Anti-Japaneseism is a fringe ideology in Japan which believes the Japanese people are uniquely evil and need to be destroyed, kind of like a single-country version of the Voluntary Human Extinction Movement. From there you can also go down the rabbit hole of weird Japanese leftist movements, including the “Armed Front of High School Students for Violent Revolution” and the United Red Army’s unusually heated “self-criticism sessions”, which “killed 14 of its 29 members in less than a year”.
I once attended a conference on AI risk where a skeptic said he wasn’t going to worry “until an AI could do Winograd schemas”. This referred to a test of common sense and linguistic ambiguity that AIs have long been famously bad at. Now Microsoft claims to have developed a new AI that is comparable to humans on this measure. Some more discussion here.
Not only does Christianity have a flag, there’s even a pledge of allegiance to it.

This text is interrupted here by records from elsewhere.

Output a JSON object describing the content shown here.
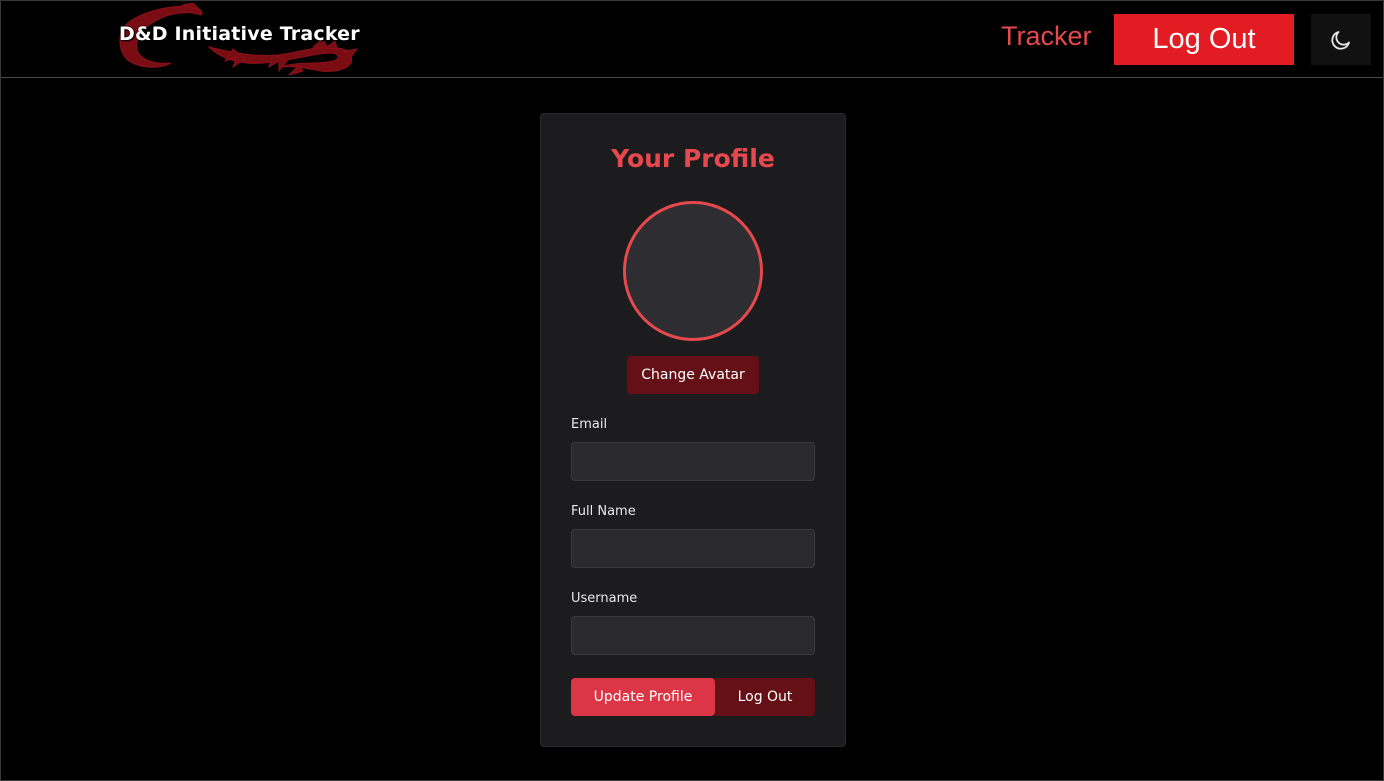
{
  "header": {
    "brand_title": "D&D Initiative Tracker",
    "nav_tracker_label": "Tracker",
    "nav_logout_label": "Log Out",
    "theme_toggle_icon": "moon-icon"
  },
  "profile": {
    "title": "Your Profile",
    "change_avatar_label": "Change Avatar",
    "fields": [
      {
        "label": "Email",
        "value": "",
        "placeholder": ""
      },
      {
        "label": "Full Name",
        "value": "",
        "placeholder": ""
      },
      {
        "label": "Username",
        "value": "",
        "placeholder": ""
      }
    ],
    "update_button_label": "Update Profile",
    "logout_button_label": "Log Out"
  },
  "colors": {
    "accent": "#e5484d",
    "primary_button": "#e31b23",
    "dark_red": "#641016",
    "card_bg": "#1c1c1e",
    "page_bg": "#000000"
  }
}
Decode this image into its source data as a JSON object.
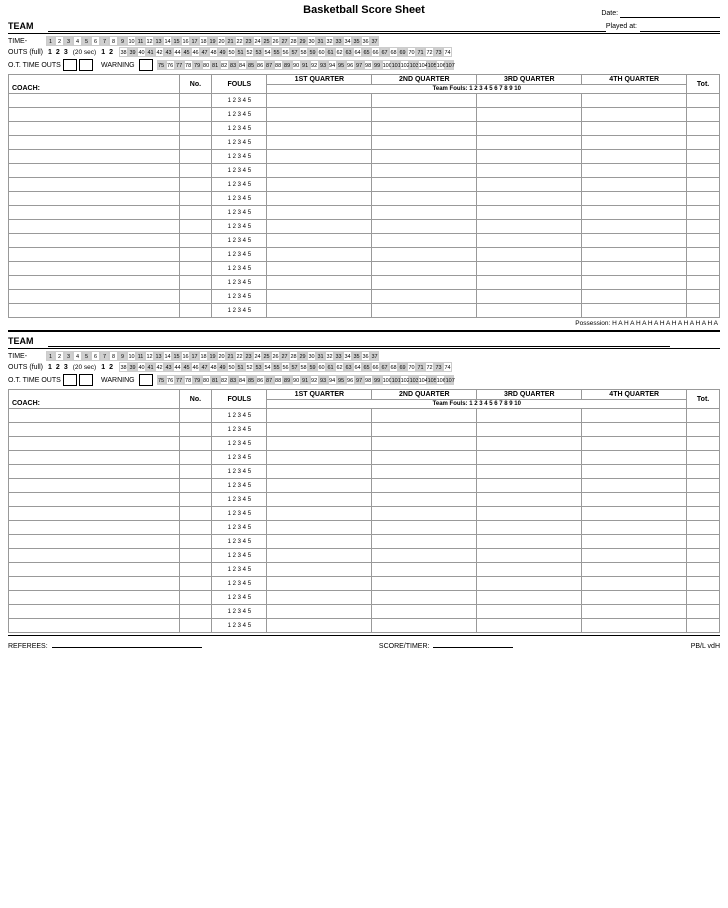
{
  "page": {
    "title": "Basketball Score Sheet",
    "date_label": "Date:",
    "played_at_label": "Played at:",
    "team_label": "TEAM",
    "time_label": "TIME-",
    "outs_full_label": "OUTS (full)",
    "outs_numbers": [
      "1",
      "2",
      "3"
    ],
    "sec_label": "(20 sec)",
    "ots_label": "1",
    "ots_label2": "2",
    "ot_label": "O.T. TIME OUTS",
    "warning_label": "WARNING",
    "coach_label": "COACH:",
    "no_label": "No.",
    "fouls_label": "FOULS",
    "q1_label": "1ST QUARTER",
    "q2_label": "2ND QUARTER",
    "q3_label": "3RD QUARTER",
    "q4_label": "4TH QUARTER",
    "tot_label": "Tot.",
    "team_fouls_label": "Team Fouls: 1 2 3 4 5 6 7 8 9 10",
    "fouls_row": "1 2 3 4 5",
    "possession_label": "Possession: H  A  H  A  H  A  H  A  H  A  H  A  H  A  H  A  H  A",
    "time_numbers_1": [
      "1",
      "2",
      "3",
      "4",
      "5",
      "6",
      "7",
      "8",
      "9",
      "10",
      "11",
      "12",
      "13",
      "14",
      "15",
      "16",
      "17",
      "18",
      "19",
      "20",
      "21",
      "22",
      "23",
      "24",
      "25",
      "26",
      "27",
      "28",
      "29",
      "30",
      "31",
      "32",
      "33",
      "34",
      "35",
      "36",
      "37"
    ],
    "time_numbers_2": [
      "38",
      "39",
      "40",
      "41",
      "42",
      "43",
      "44",
      "45",
      "46",
      "47",
      "48",
      "49",
      "50",
      "51",
      "52",
      "53",
      "54",
      "55",
      "56",
      "57",
      "58",
      "59",
      "60",
      "61",
      "62",
      "63",
      "64",
      "65",
      "66",
      "67",
      "68",
      "69",
      "70",
      "71",
      "72",
      "73",
      "74"
    ],
    "time_numbers_3": [
      "75",
      "76",
      "77",
      "78",
      "79",
      "80",
      "81",
      "82",
      "83",
      "84",
      "85",
      "86",
      "87",
      "88",
      "89",
      "90",
      "91",
      "92",
      "93",
      "94",
      "95",
      "96",
      "97",
      "98",
      "99",
      "100",
      "101",
      "102",
      "103",
      "104",
      "105",
      "106",
      "107"
    ],
    "player_rows": 16,
    "referees_label": "REFEREES:",
    "score_timer_label": "SCORE/TIMER:",
    "pb_label": "PB/L vdH"
  }
}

Google Maps indicates some kind of kabbalistic sorcery going on at this remote Australian peninsula. Wikipedia suggests a transmitter at the Harold E. Holt Naval Communication Station is involved.
Vox: climate change will kill lots of people, but probably will not destroy the human race. Reassuring, but just a few days after the article, there was an announcement that Arctic permafrost is melting decades sooner than anyone thought, which probably increases risk of some kind of really disastrous methane/clathrate feedback loop thing. Any climate scientists in the comments want to comment on how worried we should be?
Sultan bin Salman Al Saud was the first (only?) person of royal blood to serve as an astronaut.
The Guardian: The Truth Behind America’s Most Famous Gay-Hate Murder. Argues that the brutal killing of Matthew Shepard was probably drug-related, not homophobia-related.
First controlled study of LSD microdosing. This writeup is mostly negative and describes it as “few benefits and some downsides”, but the actual study is more nuanced and mostly a grab bag of results on a bunch of weird tests that don’t necessarily seem to correspond to what we care about. I say jury is still very out.
Did you know: the Bay Area water system includes two Water Temples, the Pulgas Water Temple and Sunol Water System, built to mark crucial points on main aqueducts.
If you ever wanted to stay on an Amish farm and experience not having technology, this is your chance: the Amish are now on AirBnB.